The tanker shook and dipped through a patch of cloudy turbulence heading east before breaking into clear skies over the snowcapped Idaho Rocky Mountains. Here, a C-17 tanker from another Air Force base (crew members weren't sure which one, though they estimated Tacoma) aligned itself with the boom of the KC-135, and the boom operators went to work.
Using a joystick-like one might find in an arcade game, Clauss guided Saunders through the refueling of the KC-10 as both jets traveled into Montana. The majestic peaks, rolling brown hills and frosted lake surfaces of Big Sky country provided an elegant backdrop to the unusual sight of two planes flying within a few hundred feet of each other as thousands of pounds of Jet A1 fuel was traded from the KC-135 into the C-17.
The fuel exchange used to be much riskier.
"It used to be a process of passing a hose while people walked on the (plane) wing," Clauss said. "But the longevity of this process ... has made this process the most efficient way of doing things, in my opinion."
The same process could be seen between another KC-135 and C-17 from the cockpit to the northwest as the caravan of aircraft passed over Missoula before slowly turning around to head back toward the foggy and gray skies of the Inland Northwest. The location was monitored by Steel on an iPad using an Air Force plane location app.

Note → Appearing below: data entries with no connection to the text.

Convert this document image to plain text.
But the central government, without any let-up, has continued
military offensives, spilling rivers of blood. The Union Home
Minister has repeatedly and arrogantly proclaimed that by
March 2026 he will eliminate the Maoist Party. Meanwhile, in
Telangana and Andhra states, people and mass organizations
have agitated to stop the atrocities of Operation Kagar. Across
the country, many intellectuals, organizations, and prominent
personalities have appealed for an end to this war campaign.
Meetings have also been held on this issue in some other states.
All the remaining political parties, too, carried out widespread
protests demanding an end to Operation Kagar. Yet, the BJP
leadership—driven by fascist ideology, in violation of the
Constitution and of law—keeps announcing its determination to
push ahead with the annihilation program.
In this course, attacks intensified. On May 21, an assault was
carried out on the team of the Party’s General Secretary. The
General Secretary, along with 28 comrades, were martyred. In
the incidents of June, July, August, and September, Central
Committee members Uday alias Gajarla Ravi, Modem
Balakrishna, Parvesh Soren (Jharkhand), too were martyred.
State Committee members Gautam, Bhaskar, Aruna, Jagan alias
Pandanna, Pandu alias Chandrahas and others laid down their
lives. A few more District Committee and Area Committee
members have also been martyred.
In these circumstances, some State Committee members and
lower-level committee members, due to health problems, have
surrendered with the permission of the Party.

The flight back provided its fair share of turbulence, as Eastern Washington's clouds provided a mini roller coaster experience of drops, shaking and jolting. The ride was most prominently felt in the boom pit, a location away from the plane's center of gravity where there is less weight distribution. More than one media and crew member kept their eye on the motion sickness bags, but all stomachs ultimately held steady.
The flight landed back at Fairchild after about three hours, having given media members a taste of what it's like to be a part of one of the base's four refueling squadrons.